Ducker & Son
- Company type: limited
- Founded: 1898
- Founder: Edward Ducker
- Defunct: November 2016
- Fate: Closed
- Headquarters: Oxford

= Ducker & Son =

Inside the premises in 2006

Ducker & Son was a traditional shoe makers in Turl Street in Oxford. The business was founded by Edward Ducker in 1898. A limited company was formed following the deaths of Ducker and his wife in 1947.

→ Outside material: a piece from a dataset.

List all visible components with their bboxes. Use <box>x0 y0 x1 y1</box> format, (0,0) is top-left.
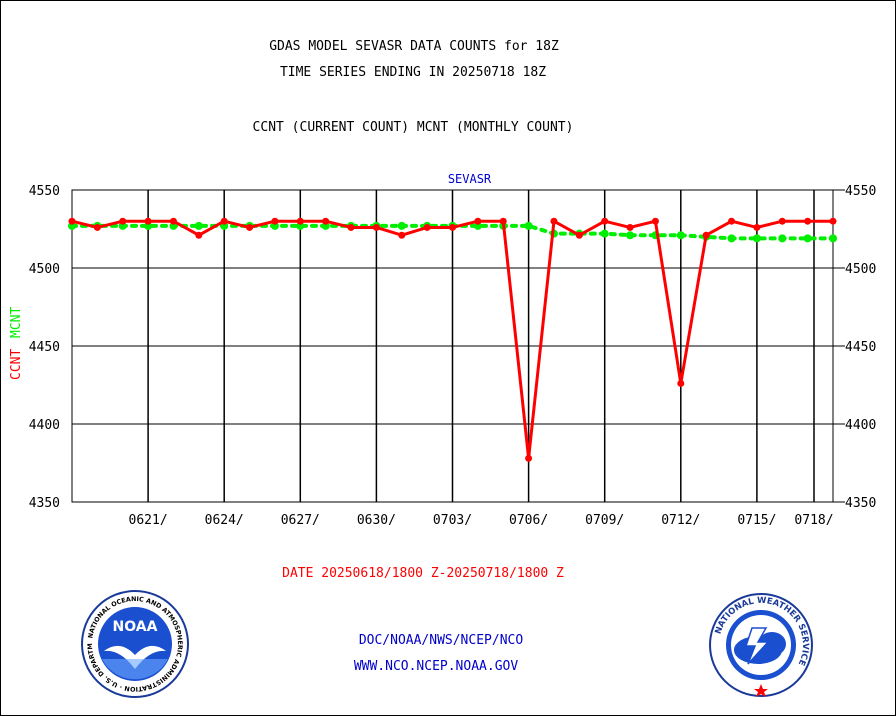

The shop was featured in the 2007 film Atonement. Ducker & Son closed at the end of November 2016. Its archives are now held in the Bodleian Library.

==Customers==
Customers included:

- H. H. Asquith - Prime Minister
- Rowan Atkinson - English actor and comedian known for Mr. Bean and Blackadder.
- Jeremy Clarkson - English broadcaster and writer known for BBC TV show Top Gear.
- John le Carré - Irish/British author who wrote under the pen name John le Carré.
- Eddie Jordan - Irish businessman and former Formula One team boss.
- Lady Ottoline Morrell - Literary salonist
- Matthew Pinsent - English Olympic rower and broadcaster.
- J.R.R. Tolkien - English writer and Oxford don known for The Hobbit and The Lord of the Rings.
- Evelyn Waugh - English writer known for Brideshead Revisited.

==Local legend==
A local legend, mentioned by Jan Morris in Oxford (1965), tells of an old basketwork armchair reported to materialise in a room above the shop for a few seconds and then gradually fade away. Yurdan, however, states that it has been a long time since reports of any sightings have been made.